ANNAPURNA, SUENO Y VACIO
ANNAPURNA, SUENO Y VACIO
ALBERTO IñURRATEGI
Spain / 2002 / 41'
ANNAPURNA, SUENO Y VACIO
ALBERTO IñURRATEGI
Spain / 2002 / 41'

The film tells the story of how Alberto Iñurrategi and Jean Christophe Lafaille climbed the east ridge to the top of Annapurna, the symbolic mountain of the Nepalese Himalayas. The second complete ascent along the ridge was digitally recorded and is narrated in flashback.

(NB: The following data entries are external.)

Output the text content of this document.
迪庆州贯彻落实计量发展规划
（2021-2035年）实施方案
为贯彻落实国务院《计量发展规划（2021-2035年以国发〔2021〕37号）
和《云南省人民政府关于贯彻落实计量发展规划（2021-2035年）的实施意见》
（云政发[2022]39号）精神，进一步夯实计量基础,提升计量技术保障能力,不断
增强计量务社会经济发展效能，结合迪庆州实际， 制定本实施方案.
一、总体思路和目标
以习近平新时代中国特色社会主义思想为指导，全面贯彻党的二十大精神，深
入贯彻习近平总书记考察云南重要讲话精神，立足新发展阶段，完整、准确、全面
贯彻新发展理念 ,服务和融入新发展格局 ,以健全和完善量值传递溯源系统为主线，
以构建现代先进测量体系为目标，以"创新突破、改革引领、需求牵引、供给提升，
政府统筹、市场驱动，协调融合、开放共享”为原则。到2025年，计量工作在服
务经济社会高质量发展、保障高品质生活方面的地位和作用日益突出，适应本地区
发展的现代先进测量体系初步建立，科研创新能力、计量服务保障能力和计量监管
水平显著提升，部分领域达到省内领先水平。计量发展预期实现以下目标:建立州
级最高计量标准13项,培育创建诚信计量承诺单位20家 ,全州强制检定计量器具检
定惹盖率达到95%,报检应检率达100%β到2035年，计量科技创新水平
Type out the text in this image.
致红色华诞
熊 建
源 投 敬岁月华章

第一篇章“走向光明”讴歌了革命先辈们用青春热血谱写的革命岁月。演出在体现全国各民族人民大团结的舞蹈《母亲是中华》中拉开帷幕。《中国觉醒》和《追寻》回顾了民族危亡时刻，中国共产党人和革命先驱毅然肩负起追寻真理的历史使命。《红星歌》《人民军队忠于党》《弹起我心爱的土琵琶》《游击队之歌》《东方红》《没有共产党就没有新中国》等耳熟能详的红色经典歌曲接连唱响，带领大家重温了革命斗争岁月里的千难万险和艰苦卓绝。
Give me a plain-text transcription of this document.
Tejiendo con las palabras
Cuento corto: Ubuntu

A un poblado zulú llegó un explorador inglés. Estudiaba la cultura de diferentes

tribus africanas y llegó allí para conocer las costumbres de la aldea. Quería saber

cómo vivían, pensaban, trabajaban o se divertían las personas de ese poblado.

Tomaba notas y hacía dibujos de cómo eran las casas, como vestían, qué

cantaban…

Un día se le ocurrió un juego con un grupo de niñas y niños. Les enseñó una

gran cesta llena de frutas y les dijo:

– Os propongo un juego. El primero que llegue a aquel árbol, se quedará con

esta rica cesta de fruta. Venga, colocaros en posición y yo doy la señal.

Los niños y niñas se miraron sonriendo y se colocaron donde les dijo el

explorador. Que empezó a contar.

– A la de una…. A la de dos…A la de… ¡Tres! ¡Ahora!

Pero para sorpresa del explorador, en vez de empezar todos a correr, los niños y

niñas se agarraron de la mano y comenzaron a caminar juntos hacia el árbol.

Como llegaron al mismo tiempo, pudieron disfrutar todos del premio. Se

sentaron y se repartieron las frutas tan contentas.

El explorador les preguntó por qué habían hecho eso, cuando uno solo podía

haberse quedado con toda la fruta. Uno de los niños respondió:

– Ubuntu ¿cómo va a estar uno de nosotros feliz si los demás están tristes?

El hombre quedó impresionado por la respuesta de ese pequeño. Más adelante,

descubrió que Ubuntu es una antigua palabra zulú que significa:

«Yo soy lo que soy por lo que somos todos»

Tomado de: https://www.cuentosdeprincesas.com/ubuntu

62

The film aims to capture the tension the two alpinists experienced in a bivouac tent at 7,800 metres in the hours prior to the attack on the Annapurna peak. An important goal for Iñurrategi as this was the conquest of his fourteenth 8000m peak. In a way the film is dedicated to Alberto’s brother, Felix Iñurrategi, who died during the descent of the G I.

Director

ALBERTO IñURRATEGI

Alberto Iñurrategi
Alberto Iñurrategi was born in the Spanish town of Aretxabaleta, Guipúzcoa in 1968. He is the tenth climber in the world to succeed in reaching the peaks of the fourteen “eight-thousands”. Climber, writer and film-maker, he has directed the television series Oinak Izarretan for ETB (Televisión Autonomica Vasca). An episode of the series, Annapurna, sueño y vacio was entered in the Trentofilmfestival in 2002 and received the prize for best film at Torelló festival in Spain. His film Hire Himalaya, a homage to his brother Félix and giving a deep insight into the mountains, was awarded the first prizes at the festivals of Trento, Cervinia, Torelló, Poprad (Poland), Ljubljana (Slovenia), Kendal (England) and Telluride (Colorado), as well as the Jury award at Banff (Canada). In 2005 he shot Gure Himalaya. Since 1997 he has worked on the project “Al Filo de lo Imposible”, participating in several climbing expeditions to Everest, Baintha Brak, Gasherbrum III, Shivling, Nanga Parbat, Torres del Trango, Jala Bary, Moun. Cook and Dhaulagiri.